United States Food and Drug Administration for human

immunodeficiency virus (HIV) infection and other sexually

transmitted diseases. If the person refuses to submit

voluntarily to the test, the court shall require the person to

submit to the test. On request of the victim of the alleged

offense, the court shall order the defendant to undergo the test

not later than 48 hours after an indictment for the offense is

presented against the defendant or the defendant waives

indictment. Except as provided by Subsection (b-1), the court

may require a defendant previously required under this article to

undergo a diagnostic test on indictment for an offense to undergo

a subsequent test only after conviction of the offense. A person

performing a test under this subsection shall make the test

results available to the local health authority, and the local

health authority shall be required to make the notification of

the test results to the victim of the alleged offense and to the

defendant.

(a-1) If the victim requests the testing of the defendant and a

law enforcement agency is unable to locate the defendant during

the 48-hour period allowed for that testing under Subsection (a),

the running of the 48-hour period is tolled until the law

enforcement agency locates the defendant and the defendant is

present in the jurisdiction.

(b) The court shall order a person who is charged with an

offense under Section 22.11, Penal Code, to undergo in the manner

provided by Subsection (a) a diagnostic test designed to show or

help show whether the person has HIV, hepatitis A, hepatitis B,

tuberculosis, or any other disease designated as a reportable

disease under Section 81.048, Health and Safety Code. The person

charged with the offense shall pay the costs of testing under

this subsection.

(b-1) If the results of a diagnostic test conducted under

Subsection (a) or (b) are positive for HIV, the court shall order

the defendant to undergo any necessary additional testing within

a reasonable time after the test results are released.
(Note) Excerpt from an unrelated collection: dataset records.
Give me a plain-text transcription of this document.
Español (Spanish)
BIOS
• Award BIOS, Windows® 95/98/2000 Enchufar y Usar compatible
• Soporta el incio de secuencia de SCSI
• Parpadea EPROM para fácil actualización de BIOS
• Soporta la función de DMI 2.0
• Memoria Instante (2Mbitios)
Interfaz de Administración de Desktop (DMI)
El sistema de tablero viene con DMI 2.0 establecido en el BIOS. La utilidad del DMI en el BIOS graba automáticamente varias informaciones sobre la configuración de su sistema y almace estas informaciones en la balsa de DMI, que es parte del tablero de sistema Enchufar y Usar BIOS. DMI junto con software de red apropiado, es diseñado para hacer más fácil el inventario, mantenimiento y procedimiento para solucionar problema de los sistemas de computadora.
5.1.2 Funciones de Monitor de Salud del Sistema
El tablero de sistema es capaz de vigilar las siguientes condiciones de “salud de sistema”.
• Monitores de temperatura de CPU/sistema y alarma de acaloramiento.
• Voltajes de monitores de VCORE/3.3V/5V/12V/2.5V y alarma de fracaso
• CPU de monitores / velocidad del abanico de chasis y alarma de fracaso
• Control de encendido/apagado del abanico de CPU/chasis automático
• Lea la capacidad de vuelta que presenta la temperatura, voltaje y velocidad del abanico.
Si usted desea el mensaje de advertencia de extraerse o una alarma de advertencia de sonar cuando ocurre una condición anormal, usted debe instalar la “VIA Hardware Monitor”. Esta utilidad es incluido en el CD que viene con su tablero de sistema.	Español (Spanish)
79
(c) The state may not use the fact that a test was performed on

a person under Subsection (a) or use the results of a test

conducted under Subsection (a) in any criminal proceeding arising

out of the alleged offense.

(d) Testing under this article shall be conducted in accordance

with written infectious disease control protocols adopted by the

Texas Board of Health that clearly establish procedural

guidelines that provide criteria for testing and that respect the

rights of the person accused and any victim of the alleged

offense.

(e) This article does not permit a court to release a test

result to anyone other than those authorized by law, and the

provisions of Section 81.103(d), Health and Safety Code, may not

be construed to allow that disclosure.

Acts 1987, 70th Leg., 2nd C.S., ch. 55, Sec. 3, eff. Oct. 20,

1987.

Subsec. (c) amended by Acts 1991, 72nd Leg., ch. 14, Sec. 284(7),

eff. Sept. 1, 1991; Subsec. (a) amended by Acts 1993, 73rd Leg.,

ch. 811, Sec. 1, eff. Sept. 1, 1993.

Amended by:

Acts 2005, 79th Leg., Ch.

543, Sec. 3, eff. September 1, 2005.

Acts 2007, 80th Leg., R.S., Ch.

593, Sec. 3.12, eff. September 1, 2007.

Acts 2009, 81st Leg., R.S., Ch.

418, Sec. 1, eff. September 1, 2009.